These examples are sourced from literally on Ludwig.guru.
"Directly across the street, until the 1980s, there was a café called A la bonne Santé (literally, "to your good health" – santé means health) where the newly freed men would toast their liberty before drinking themselves dead drunk." — theguardian.com
"The brutality of Isis is increasingly at odds with his own views, which have mellowed with age as he has come to believe that the teachings of the Qur'an can be interpreted and not read literally." — theguardian.com
"We have become suspicious: of their mawkish advertising, of their treatment of farmers, of their desperate bids to package up things that really don't need packaging up at all (I mean this literally and metaphorically, versions of "restaurant-style" dishes being every bit as phoney and wasteful as apples wrapped in too much plastic)." — theguardian.com
"I am literally incapable of hearing the title of Lionel Shriver's most famous novel – published a full two years before Pietersen had even made his international debut – without thinking of radio phone-ins about Kevin Pietersen." — theguardian.com
"Filled with humour and almost real-time practical advice about the weekly price movements of supermarket food, it is a plain-speaking, practical austerity cookery guide – quite literally how to feed yourself and your toddler on £10 a week, in ways that are healthy, tasty and, importantly (to relieve the tedium of baked beans), varied." — theguardian.com
Examples sourced from https://ludwig.guru/s/literally
| Phrase | Context |
|---|---|
| verbatim | Used specifically for quoting words exactly as they were spoken or written. |
| actually | A neutral alternative used to emphasize the truth or reality of a situation. |
| virtually | Used when something is almost true, but not quite in a literal sense. |
| strictly speaking | A formal phrase used to clarify a precise definition or fact. |
| plainly | Used to indicate that something is clear and lacks exaggeration. |
| to the letter | An idiomatic expression meaning to follow instructions exactly. |
| Expression | Function | Register | Typical Position |
|---|---|---|---|
| literally | Expresses factuality or emphasis | Neutral to Informal | Mid-position (before verb/adj) |
The most natural placement for literally is the mid-position, appearing right before the main verb or adjective it modifies. For example, you should place it after an auxiliary verb as in "I have literally finished," rather than at the very end of the clause.

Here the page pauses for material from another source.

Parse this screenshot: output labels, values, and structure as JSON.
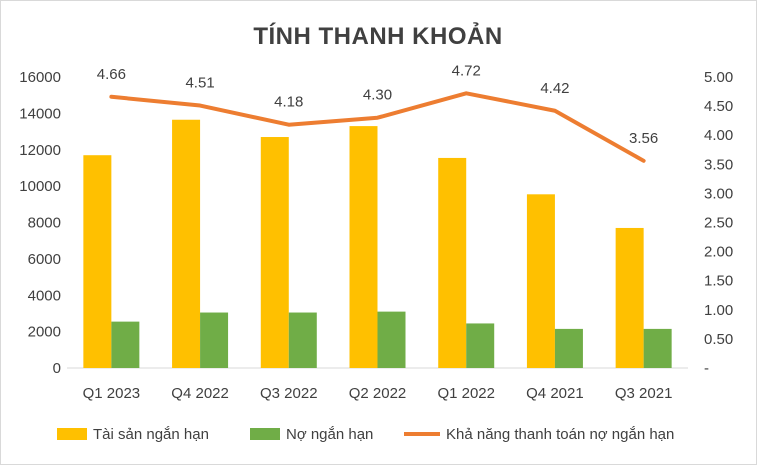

While both add emphasis, literally specifically highlights that a description is not a figure of speech or a metaphor. In contrast, actually is a more general adverb used to correct a misconception or confirm a surprising fact regardless of whether the language is figurative.
Learners often use it to emphasize figurative statements ('I literally died laughing'), which can cause confusion or stylistic criticism in formal contexts. While this hyperbolic usage is common in informal speech, you should avoid it in professional writing to maintain clarity and precision.